Maar wat als geen echte regering is? Er zijn plekken in Afrika waar piraten en oliesmokkelaars de dienst uitmaken. ATAF heeft net een training gegeven op Mauritius – een eiland dat vaak genoemd wordt als broedplaats en haven voor smokkelaars. Heeft dat zin? Wort: “Ons principe is simpel. Als er niet om assistentie wordt gevraagd, komt ATAF ook niet helpen. Alleen als een legitieme autoriteit verklaart serieus werk te willen maken van een correct belastingsysteem, dan komen we adviseren. We organiseren trainingen en zoeken samen met de lokale autoriteiten uit wat voor geldstromen er in het land circuleren, en hoe die zouden kunnen worden geformaliseerd en benut. We zijn nu in Zuid-Sudan bezig met onderzoek naar en advies voor een belastingsysteem. Dat is belangrijk in de context van de recente olie-inkomsten. Maar nogmaals, alleen maar omdat ons dat is gevraagd.”

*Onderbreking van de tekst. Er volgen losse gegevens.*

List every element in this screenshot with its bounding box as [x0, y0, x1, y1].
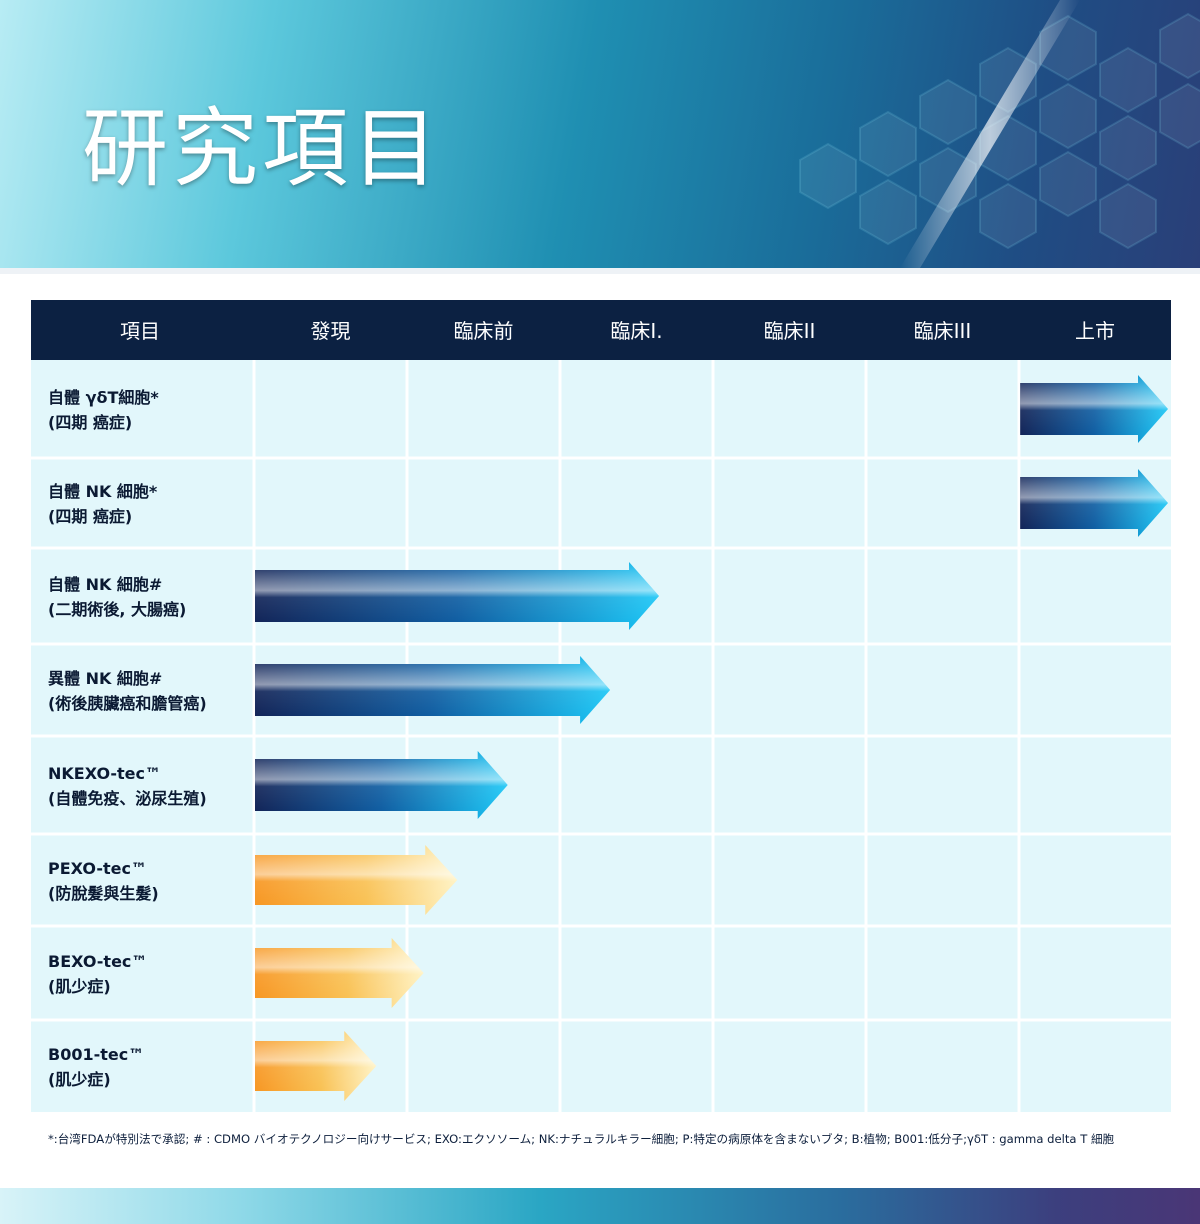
- arrow-gloss: [255, 562, 660, 630]
- column-header: 臨床前: [454, 319, 514, 343]
- row-label-name: BEXO-tec™: [48, 952, 147, 971]
- table-row: 自體 γδT細胞* (四期 癌症): [48, 388, 159, 432]
- table-row: PEXO-tec™ (防脫髮與生髮): [48, 859, 159, 903]
- row-label-indication: (肌少症): [48, 1070, 111, 1089]
- arrow-gloss: [255, 751, 508, 819]
- row-label-name: 自體 γδT細胞*: [48, 388, 159, 407]
- table-row: 異體 NK 細胞# (術後胰臟癌和膽管癌): [48, 669, 207, 713]
- arrow-gloss: [255, 1031, 377, 1101]
- arrow-gloss: [1020, 375, 1168, 443]
- row-label-name: 自體 NK 細胞*: [48, 482, 158, 501]
- bottom-bar: [0, 1188, 1200, 1224]
- arrow-gloss: [255, 845, 458, 915]
- row-label-indication: (術後胰臟癌和膽管癌): [48, 694, 207, 713]
- row-label-indication: (二期術後, 大腸癌): [48, 600, 186, 619]
- row-label-indication: (防脫髮與生髮): [48, 884, 159, 903]
- column-header: 臨床II: [764, 319, 816, 343]
- row-label-indication: (四期 癌症): [48, 413, 132, 432]
- column-header: 發現: [311, 319, 351, 343]
- row-label-name: 自體 NK 細胞#: [48, 575, 162, 594]
- hexagon-pattern-icon: [799, 0, 1200, 268]
- row-label-name: NKEXO-tec™: [48, 764, 161, 783]
- column-header: 臨床III: [914, 319, 972, 343]
- row-label-indication: (自體免疫、泌尿生殖): [48, 789, 207, 808]
- row-label-indication: (肌少症): [48, 977, 111, 996]
- column-header: 上市: [1075, 319, 1115, 343]
- row-label-indication: (四期 癌症): [48, 507, 132, 526]
- table-row: 自體 NK 細胞* (四期 癌症): [48, 482, 158, 526]
- divider: [0, 268, 1200, 274]
- table-header: [31, 300, 1171, 360]
- page-title: 研究項目: [82, 99, 442, 199]
- column-header: 項目: [120, 319, 160, 343]
- table-row: 自體 NK 細胞# (二期術後, 大腸癌): [48, 575, 186, 619]
- row-label-name: 異體 NK 細胞#: [48, 669, 162, 688]
- arrow-gloss: [1020, 469, 1168, 537]
- table-row: B001-tec™ (肌少症): [48, 1045, 144, 1089]
- row-label-name: B001-tec™: [48, 1045, 144, 1064]
- row-label-name: PEXO-tec™: [48, 859, 147, 878]
- footnote: *:台湾FDAが特別法で承認; # : CDMO バイオテクノロジー向けサービス…: [48, 1132, 1115, 1146]
- table-row: NKEXO-tec™ (自體免疫、泌尿生殖): [48, 764, 207, 808]
- banner: 研究項目: [0, 0, 1200, 268]
- column-header: 臨床I.: [610, 319, 662, 343]
- arrow-gloss: [255, 938, 424, 1008]
- arrow-gloss: [255, 656, 611, 724]
- table-row: BEXO-tec™ (肌少症): [48, 952, 147, 996]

En uiteindelijk, zo benadrukt Wort diverse malen, is het betalen van belasting ook een machtsinstrument in de handen van de gewone burger. “Hoe meer burgers belasting betalen, hoe meer vragen ze gaan stellen. En hoe meer vragen er aan een regering gesteld worden, hoe beter die regering zich gaat gedragen.”
*Christian Aid is een van de vele globale organisaties die het opzetten van belastingsystemen in Afrika ondersteunen. Andere partners zijn het Tax Justice Network, OxfamNovib, ActionAid (e.a.).